Audit: D.C. doesn’t follow own laws on jobs, wages

The District failed to enforce its own law requiring local hires for taxpayer funded developments, costing residents hundreds of jobs and potentially $14 million in lost wages, a new city audit has found.

The city’s First Source program requires developers working on city-funded projects to fill 51 percent of newly created jobs with District residents. But a review of 16 projects started under the guidance of two now-defunct, quasi-independent agencies shows that only four projects met that threshold.

The projects that did have the required number of District residents include the DC USA retail complex in Columbia Heights and the Mandarin Oriental hotel by the Tidal Basin.

Developers can get a waiver for the 51 percent requirement if they show that there was a “good faith” effort to find residents with the needed skills. But Department of Employment Services, which is tasked with implementing the First Source Program, said they have no record that the agency ever tried to determine whether good faith efforts were made.

D.C. Auditor Deborah Nichols said a rough estimation puts the number of potential jobs lost to nonresidents at 361, and the potential wages lost at $14 million.
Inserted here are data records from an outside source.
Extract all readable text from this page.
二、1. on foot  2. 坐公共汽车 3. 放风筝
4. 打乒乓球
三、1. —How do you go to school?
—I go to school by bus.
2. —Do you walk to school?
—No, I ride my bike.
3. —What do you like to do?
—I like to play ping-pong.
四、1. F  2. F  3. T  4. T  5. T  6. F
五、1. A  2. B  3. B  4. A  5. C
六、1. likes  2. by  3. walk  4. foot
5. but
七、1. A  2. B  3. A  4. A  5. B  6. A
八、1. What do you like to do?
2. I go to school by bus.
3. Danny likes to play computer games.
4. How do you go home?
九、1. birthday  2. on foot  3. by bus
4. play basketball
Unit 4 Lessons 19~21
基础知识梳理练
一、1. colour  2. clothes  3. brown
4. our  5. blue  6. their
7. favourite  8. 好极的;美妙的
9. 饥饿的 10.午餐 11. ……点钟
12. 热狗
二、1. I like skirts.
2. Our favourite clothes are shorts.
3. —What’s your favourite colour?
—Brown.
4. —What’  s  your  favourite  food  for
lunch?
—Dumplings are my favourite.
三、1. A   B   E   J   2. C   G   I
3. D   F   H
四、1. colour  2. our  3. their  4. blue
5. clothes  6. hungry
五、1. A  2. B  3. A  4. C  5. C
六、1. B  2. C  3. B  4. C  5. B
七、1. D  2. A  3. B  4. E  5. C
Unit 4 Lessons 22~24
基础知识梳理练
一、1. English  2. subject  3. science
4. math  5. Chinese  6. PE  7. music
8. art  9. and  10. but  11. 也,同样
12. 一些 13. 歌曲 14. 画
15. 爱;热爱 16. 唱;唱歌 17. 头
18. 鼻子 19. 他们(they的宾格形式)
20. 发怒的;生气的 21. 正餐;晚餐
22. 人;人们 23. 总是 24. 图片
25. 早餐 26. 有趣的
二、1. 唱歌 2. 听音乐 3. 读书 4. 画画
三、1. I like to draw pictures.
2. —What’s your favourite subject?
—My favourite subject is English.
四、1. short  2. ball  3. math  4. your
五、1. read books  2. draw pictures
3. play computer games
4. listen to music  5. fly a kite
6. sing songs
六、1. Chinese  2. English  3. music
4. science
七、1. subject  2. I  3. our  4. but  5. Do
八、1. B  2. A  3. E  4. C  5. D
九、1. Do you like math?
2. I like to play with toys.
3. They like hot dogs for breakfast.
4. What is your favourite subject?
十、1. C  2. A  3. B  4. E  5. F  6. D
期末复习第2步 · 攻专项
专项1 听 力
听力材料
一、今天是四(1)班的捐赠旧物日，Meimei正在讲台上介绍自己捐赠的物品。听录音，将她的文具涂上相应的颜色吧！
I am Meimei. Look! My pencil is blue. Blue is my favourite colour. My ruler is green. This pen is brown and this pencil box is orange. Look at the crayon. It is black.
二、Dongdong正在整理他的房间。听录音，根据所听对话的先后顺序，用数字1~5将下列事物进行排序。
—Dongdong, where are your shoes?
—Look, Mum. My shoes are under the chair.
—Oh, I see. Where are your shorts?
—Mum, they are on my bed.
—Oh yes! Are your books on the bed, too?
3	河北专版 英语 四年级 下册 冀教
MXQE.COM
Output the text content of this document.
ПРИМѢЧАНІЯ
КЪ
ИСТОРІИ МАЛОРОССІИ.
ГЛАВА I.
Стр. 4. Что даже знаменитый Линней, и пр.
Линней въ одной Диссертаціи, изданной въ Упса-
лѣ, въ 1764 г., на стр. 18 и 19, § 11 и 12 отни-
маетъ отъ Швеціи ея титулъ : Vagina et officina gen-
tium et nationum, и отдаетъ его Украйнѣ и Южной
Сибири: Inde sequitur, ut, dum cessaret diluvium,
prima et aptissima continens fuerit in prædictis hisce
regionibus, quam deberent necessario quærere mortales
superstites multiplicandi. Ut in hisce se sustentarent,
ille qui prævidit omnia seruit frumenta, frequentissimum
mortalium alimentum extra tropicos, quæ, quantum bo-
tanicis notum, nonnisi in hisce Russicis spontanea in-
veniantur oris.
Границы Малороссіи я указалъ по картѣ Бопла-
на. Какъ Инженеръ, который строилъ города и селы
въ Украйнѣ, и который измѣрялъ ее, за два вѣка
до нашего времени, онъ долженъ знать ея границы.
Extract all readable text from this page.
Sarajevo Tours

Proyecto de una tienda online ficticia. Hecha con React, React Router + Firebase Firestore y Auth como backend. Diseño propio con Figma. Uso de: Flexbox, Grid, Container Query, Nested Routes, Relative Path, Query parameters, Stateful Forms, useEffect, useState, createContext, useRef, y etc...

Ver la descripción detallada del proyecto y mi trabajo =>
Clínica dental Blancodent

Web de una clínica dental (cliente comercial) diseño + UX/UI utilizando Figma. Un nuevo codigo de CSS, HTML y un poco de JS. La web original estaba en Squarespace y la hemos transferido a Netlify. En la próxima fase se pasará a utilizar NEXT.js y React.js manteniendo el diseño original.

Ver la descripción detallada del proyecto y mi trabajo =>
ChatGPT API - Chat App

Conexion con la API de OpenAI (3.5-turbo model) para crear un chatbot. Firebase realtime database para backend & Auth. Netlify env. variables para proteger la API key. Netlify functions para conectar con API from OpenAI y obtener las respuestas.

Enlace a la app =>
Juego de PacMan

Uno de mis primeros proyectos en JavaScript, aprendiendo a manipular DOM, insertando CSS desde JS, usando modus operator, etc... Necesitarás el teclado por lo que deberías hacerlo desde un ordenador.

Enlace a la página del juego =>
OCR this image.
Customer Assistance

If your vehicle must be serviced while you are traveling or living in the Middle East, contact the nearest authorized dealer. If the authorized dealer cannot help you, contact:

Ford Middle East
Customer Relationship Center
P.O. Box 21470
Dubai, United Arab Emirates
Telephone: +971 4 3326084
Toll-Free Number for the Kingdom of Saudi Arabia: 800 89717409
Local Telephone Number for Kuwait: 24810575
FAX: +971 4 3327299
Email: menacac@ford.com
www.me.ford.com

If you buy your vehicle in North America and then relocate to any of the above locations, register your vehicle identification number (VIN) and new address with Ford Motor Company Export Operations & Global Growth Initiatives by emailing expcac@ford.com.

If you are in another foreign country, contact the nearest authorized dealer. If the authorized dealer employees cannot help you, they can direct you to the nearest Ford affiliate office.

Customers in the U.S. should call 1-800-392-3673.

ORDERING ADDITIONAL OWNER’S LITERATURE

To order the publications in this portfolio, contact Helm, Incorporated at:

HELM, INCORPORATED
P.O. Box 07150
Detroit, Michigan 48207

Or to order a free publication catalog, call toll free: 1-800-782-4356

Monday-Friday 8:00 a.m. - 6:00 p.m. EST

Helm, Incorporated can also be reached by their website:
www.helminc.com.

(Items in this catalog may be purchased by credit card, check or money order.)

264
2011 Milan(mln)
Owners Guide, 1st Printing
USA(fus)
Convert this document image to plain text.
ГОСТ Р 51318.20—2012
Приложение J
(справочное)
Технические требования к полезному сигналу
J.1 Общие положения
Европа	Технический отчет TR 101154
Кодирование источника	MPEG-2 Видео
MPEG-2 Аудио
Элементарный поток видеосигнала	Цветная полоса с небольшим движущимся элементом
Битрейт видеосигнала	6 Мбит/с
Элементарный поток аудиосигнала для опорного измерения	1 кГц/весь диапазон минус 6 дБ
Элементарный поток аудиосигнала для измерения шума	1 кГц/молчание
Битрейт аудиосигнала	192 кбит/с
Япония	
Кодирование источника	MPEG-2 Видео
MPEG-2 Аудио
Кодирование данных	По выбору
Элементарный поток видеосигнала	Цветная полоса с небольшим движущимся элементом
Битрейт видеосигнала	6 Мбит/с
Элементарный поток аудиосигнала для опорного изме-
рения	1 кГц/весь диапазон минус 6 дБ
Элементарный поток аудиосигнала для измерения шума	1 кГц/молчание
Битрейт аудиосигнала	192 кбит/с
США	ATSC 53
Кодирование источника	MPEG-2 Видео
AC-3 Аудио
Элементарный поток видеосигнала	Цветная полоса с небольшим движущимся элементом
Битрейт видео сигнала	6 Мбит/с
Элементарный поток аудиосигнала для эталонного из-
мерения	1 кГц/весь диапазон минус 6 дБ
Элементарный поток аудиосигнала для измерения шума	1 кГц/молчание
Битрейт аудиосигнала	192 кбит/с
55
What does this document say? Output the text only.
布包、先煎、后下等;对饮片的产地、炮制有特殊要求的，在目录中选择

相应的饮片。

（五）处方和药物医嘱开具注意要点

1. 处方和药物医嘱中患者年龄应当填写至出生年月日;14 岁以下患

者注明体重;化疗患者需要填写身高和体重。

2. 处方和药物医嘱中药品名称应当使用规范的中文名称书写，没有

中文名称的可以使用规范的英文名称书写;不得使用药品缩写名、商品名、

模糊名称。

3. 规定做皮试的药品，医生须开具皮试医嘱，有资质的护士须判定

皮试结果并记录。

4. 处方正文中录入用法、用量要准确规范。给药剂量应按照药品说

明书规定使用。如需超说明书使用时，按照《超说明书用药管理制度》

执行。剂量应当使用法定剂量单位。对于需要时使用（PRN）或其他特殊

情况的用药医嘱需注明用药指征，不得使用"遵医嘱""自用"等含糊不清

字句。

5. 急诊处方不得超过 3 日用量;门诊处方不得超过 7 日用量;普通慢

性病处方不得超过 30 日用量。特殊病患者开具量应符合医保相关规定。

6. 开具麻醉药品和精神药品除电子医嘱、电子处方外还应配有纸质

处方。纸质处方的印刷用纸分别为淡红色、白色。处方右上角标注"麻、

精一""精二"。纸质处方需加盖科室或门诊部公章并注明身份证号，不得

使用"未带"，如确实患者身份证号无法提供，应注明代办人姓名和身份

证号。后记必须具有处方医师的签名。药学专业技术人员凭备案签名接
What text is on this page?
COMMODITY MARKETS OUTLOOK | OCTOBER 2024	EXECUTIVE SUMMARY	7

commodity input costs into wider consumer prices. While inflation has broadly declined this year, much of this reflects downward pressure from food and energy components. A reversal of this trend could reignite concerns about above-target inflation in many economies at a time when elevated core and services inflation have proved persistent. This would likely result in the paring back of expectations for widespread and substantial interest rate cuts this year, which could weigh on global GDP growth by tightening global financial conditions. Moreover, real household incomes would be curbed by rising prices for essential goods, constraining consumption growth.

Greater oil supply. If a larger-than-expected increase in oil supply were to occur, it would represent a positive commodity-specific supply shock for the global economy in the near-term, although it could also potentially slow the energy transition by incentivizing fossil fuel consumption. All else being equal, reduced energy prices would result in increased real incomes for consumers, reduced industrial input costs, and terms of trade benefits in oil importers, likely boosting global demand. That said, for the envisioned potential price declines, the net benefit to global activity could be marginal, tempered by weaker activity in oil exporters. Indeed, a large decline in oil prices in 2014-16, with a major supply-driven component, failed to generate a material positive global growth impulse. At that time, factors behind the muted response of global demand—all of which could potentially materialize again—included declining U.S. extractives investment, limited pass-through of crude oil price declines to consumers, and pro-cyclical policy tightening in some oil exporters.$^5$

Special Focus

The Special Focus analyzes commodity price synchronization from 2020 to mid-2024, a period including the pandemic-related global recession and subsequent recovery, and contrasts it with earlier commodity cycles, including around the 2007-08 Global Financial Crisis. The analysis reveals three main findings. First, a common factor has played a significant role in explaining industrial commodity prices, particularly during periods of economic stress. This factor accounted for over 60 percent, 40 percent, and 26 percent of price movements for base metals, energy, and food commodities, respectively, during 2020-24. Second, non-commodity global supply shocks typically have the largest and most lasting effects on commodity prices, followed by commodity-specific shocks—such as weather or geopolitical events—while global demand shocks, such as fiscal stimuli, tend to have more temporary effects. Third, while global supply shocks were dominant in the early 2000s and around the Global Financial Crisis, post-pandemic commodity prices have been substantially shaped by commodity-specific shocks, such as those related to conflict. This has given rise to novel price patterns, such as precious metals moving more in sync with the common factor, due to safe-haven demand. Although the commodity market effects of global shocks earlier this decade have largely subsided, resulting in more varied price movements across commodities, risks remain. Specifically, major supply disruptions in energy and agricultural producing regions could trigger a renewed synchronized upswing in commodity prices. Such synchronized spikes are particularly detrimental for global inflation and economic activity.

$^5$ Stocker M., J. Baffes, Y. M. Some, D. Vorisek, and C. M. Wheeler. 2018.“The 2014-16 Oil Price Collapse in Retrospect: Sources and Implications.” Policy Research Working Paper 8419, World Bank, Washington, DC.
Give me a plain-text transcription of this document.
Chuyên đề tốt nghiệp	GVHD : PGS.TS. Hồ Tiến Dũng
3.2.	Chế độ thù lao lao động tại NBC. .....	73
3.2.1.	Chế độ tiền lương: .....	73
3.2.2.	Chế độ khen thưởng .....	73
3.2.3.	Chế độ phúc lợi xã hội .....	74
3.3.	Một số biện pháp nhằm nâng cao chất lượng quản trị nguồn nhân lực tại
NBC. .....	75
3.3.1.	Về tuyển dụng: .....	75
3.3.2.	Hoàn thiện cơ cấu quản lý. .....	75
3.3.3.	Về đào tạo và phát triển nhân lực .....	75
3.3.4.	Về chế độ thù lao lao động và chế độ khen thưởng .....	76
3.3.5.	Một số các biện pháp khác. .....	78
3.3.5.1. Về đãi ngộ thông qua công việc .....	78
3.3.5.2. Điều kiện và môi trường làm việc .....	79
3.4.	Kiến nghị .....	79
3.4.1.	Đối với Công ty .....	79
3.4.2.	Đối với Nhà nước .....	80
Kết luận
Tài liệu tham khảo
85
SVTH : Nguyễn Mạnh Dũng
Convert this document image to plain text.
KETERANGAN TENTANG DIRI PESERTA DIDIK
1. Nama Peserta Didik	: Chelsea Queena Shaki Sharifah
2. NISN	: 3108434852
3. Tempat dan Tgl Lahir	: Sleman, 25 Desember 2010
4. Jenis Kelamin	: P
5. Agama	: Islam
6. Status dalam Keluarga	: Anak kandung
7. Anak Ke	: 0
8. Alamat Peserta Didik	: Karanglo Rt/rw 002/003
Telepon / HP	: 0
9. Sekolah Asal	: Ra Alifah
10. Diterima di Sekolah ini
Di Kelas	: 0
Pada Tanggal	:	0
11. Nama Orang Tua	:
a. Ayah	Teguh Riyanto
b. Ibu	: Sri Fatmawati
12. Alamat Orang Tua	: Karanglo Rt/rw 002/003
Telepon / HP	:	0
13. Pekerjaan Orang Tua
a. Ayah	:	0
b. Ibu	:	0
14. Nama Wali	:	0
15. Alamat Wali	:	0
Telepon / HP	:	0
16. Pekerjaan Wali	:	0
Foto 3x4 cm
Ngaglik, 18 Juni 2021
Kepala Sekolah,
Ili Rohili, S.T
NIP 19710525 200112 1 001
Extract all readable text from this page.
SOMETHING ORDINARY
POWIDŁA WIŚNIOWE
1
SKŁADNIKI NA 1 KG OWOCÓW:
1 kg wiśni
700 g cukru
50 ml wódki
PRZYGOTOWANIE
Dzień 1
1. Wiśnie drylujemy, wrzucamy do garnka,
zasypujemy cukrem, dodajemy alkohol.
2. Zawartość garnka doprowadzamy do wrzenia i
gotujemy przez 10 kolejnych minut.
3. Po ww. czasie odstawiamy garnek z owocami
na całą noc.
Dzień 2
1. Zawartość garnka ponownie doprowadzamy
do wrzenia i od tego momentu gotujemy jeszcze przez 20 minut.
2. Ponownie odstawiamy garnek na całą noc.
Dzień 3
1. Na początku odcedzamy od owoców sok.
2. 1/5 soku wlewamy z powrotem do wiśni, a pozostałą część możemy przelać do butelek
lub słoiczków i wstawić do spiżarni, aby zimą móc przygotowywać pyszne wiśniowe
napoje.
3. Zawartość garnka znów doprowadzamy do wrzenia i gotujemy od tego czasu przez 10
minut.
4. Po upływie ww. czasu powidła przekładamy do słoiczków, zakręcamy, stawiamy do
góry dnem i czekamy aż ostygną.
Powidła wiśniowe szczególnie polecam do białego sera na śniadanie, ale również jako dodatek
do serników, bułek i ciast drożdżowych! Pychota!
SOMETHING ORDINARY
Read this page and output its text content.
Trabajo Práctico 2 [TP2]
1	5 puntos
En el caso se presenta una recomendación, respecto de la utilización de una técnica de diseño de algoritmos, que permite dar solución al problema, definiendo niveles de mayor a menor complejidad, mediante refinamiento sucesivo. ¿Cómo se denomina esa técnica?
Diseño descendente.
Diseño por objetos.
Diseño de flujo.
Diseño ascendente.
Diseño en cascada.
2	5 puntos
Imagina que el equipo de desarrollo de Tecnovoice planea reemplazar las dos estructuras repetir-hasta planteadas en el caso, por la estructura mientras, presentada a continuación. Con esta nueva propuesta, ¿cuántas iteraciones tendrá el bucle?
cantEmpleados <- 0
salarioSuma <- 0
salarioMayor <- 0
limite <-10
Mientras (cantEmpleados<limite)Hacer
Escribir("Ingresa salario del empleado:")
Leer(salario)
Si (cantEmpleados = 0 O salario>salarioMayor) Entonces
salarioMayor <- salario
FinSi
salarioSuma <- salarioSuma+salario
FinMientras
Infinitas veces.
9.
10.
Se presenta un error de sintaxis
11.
Nichols said the figures show the “type of economic fortune that could have occurred for the District and its residents had District agency officials and developers been more committed to [First Source] laws and procedures.”

Nichols found that Mayor Adrian Fenty’s office had essentially ignored the city’s Living Wage Act of 2006, which requires city contractors to pay workers at least $12.10 an hour.

Nichols also noted that Fenty’s administration, including Attorney General Peter Nickles, refused to allow her access to all the documents she requested for the audit.

The mayor’s spokeswoman and Nickles could not be immediately reached for comment Wednesday.

At-Large Councilman Kwame Brown, who is running for D.C. Council chairman, has scheduled a public roundtable for July 8 to discuss the findings with the mayor’s office, his spokesman said.

“Local business owners and residents want to know that the government is doing everything within its power to protect them. We’re going to get closer to the truth and find out how our dollars have been spent,” Brown said in a statement.

The results of the audit were first reported by the Washington Business Journal.